Methods: We performed a retrospective study from January 2012 through September 2013 comparing the incidences of CLABSIs and CAUTIs, as identified through our UHC database to those identified by the Department of Epidemiology using strict CDC guidelines. We performed subset analysis on those infections identified by UHC but not CDC to determine the causes for these discrepancies.

Results: There were a total of 221 CAUTIs and 238 CLABSIs identified during this time frame. Of these, 16 CAUTIs (7.2%) and 44 (18.5%) CLABSIs were detected by both UHC and CDC. 72.4% (42/58) of the CAUTIs and 52.7% (49/93) of the CLABSIs identified by UHC were not identified by CDC. 91% (163/179) of the CAUTIs and 77% (145/189) of the CLABSIs identified by CDC were not identified by UHC. The cause of these differences in identification included lack of culture data, lack of positive cultures, and catheters present on admission.

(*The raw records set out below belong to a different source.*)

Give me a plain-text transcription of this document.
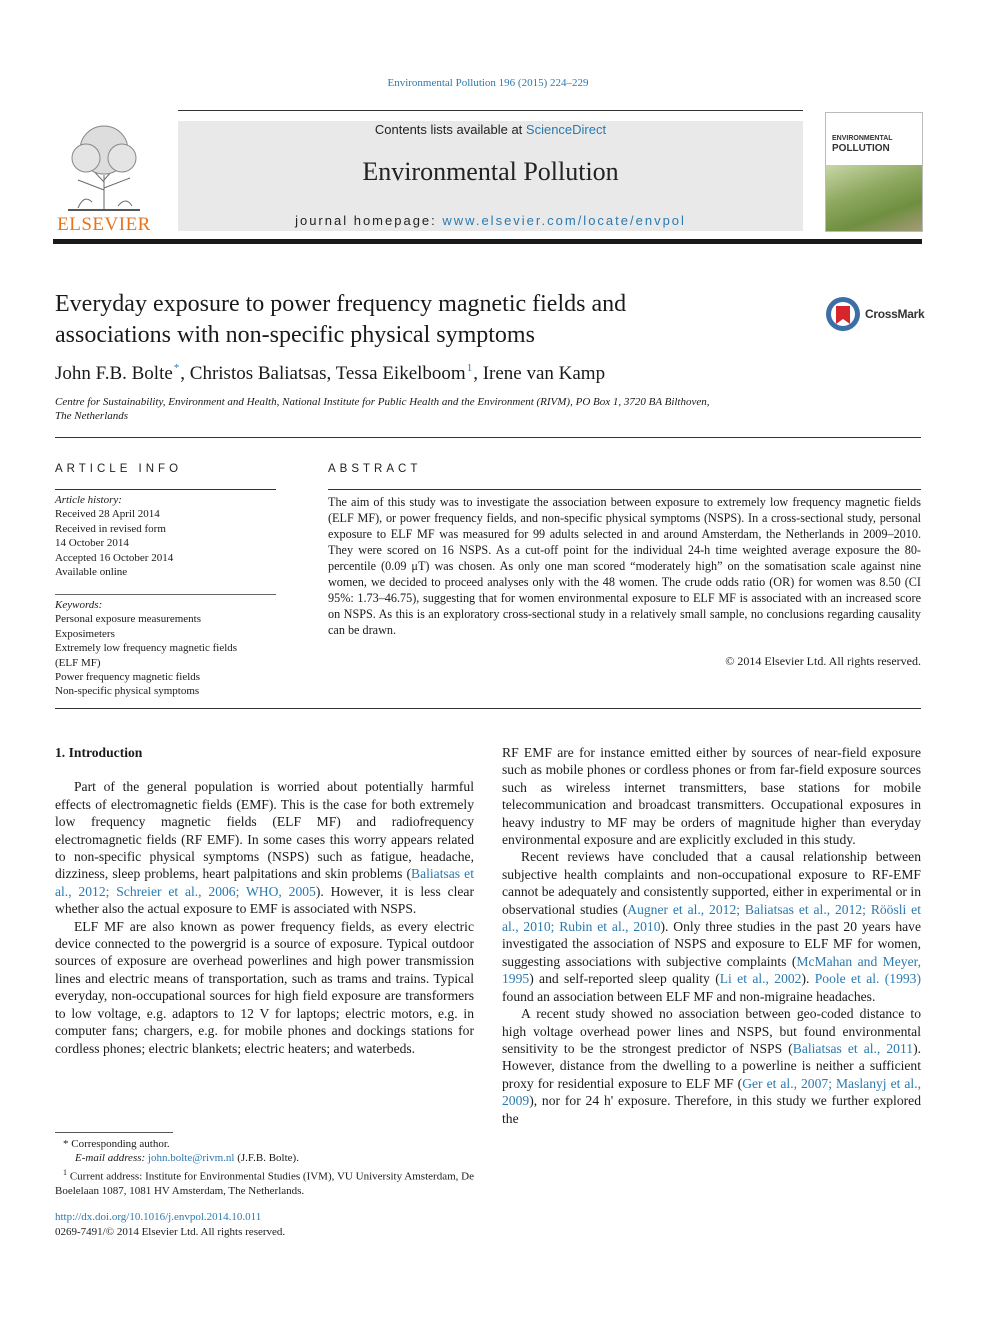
Environmental Pollution 196 (2015) 224–229
ELSEVIER
Contents lists available at ScienceDirect
Environmental Pollution
journal homepage: www.elsevier.com/locate/envpol
ENVIRONMENTAL
POLLUTION
Everyday exposure to power frequency magnetic fields and
associations with non-specific physical symptoms
CrossMark
John F.B. Bolte*, Christos Baliatsas, Tessa Eikelboom$^1$, Irene van Kamp
Centre for Sustainability, Environment and Health, National Institute for Public Health and the Environment (RIVM), PO Box 1, 3720 BA Bilthoven,
The Netherlands
ARTICLE INFO
Article history:
Received 28 April 2014
Received in revised form
14 October 2014
Accepted 16 October 2014
Available online
Keywords:
Personal exposure measurements
Exposimeters
Extremely low frequency magnetic fields
(ELF MF)
Power frequency magnetic fields
Non-specific physical symptoms
ABSTRACT
The aim of this study was to investigate the association between exposure to extremely low frequency magnetic fields (ELF MF), or power frequency fields, and non-specific physical symptoms (NSPS). In a cross-sectional study, personal exposure to ELF MF was measured for 99 adults selected in and around Amsterdam, the Netherlands in 2009–2010. They were scored on 16 NSPS. As a cut-off point for the individual 24-h time weighted average exposure the 80-percentile (0.09 μT) was chosen. As only one man scored “moderately high” on the somatisation scale against nine women, we decided to proceed analyses only with the 48 women. The crude odds ratio (OR) for women was 8.50 (CI 95%: 1.73–46.75), suggesting that for women environmental exposure to ELF MF is associated with an increased score on NSPS. As this is an exploratory cross-sectional study in a relatively small sample, no conclusions regarding causality can be drawn.
© 2014 Elsevier Ltd. All rights reserved.
1. Introduction

Part of the general population is worried about potentially harmful effects of electromagnetic fields (EMF). This is the case for both extremely low frequency magnetic fields (ELF MF) and radiofrequency electromagnetic fields (RF EMF). In some cases this worry appears related to non-specific physical symptoms (NSPS) such as fatigue, headache, dizziness, sleep problems, heart palpitations and skin problems (Baliatsas et al., 2012; Schreier et al., 2006; WHO, 2005). However, it is less clear whether also the actual exposure to EMF is associated with NSPS.

ELF MF are also known as power frequency fields, as every electric device connected to the powergrid is a source of exposure. Typical outdoor sources of exposure are overhead powerlines and high power transmission lines and electric means of transportation, such as trams and trains. Typical everyday, non-occupational sources for high field exposure are transformers to low voltage, e.g. adaptors to 12 V for laptops; electric motors, e.g. in computer fans; chargers, e.g. for mobile phones and dockings stations for cordless phones; electric blankets; electric heaters; and waterbeds.

* Corresponding author.

E-mail address: john.bolte@rivm.nl (J.F.B. Bolte).

$^1$ Current address: Institute for Environmental Studies (IVM), VU University Amsterdam, De Boelelaan 1087, 1081 HV Amsterdam, The Netherlands.

http://dx.doi.org/10.1016/j.envpol.2014.10.011
0269-7491/© 2014 Elsevier Ltd. All rights reserved.

RF EMF are for instance emitted either by sources of near-field exposure such as mobile phones or cordless phones or from far-field exposure sources such as wireless internet transmitters, base stations for mobile telecommunication and broadcast transmitters. Occupational exposures in heavy industry to MF may be orders of magnitude higher than everyday environmental exposure and are explicitly excluded in this study.

Recent reviews have concluded that a causal relationship between subjective health complaints and non-occupational exposure to RF-EMF cannot be adequately and consistently supported, either in experimental or in observational studies (Augner et al., 2012; Baliatsas et al., 2012; Röösli et al., 2010; Rubin et al., 2010). Only three studies in the past 20 years have investigated the association of NSPS and exposure to ELF MF for women, suggesting associations with subjective complaints (McMahan and Meyer, 1995) and self-reported sleep quality (Li et al., 2002). Poole et al. (1993) found an association between ELF MF and non-migraine headaches.

A recent study showed no association between geo-coded distance to high voltage overhead power lines and NSPS, but found environmental sensitivity to be the strongest predictor of NSPS (Baliatsas et al., 2011). However, distance from the dwelling to a powerline is neither a sufficient proxy for residential exposure to ELF MF (Ger et al., 2007; Maslanyj et al., 2009), nor for 24 h' exposure. Therefore, in this study we further explored the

Conclusions: There is a major disconnect between identification of infections depending on what process is used. This can lead to inappropriate treatment and inaccurate institutional comparisons that impact reimbursements. Because UHC identification of infections are primarily based on physician documentation, educating providers should result in more accurate recognition of infections thereby ensuring appropriate use of therapy.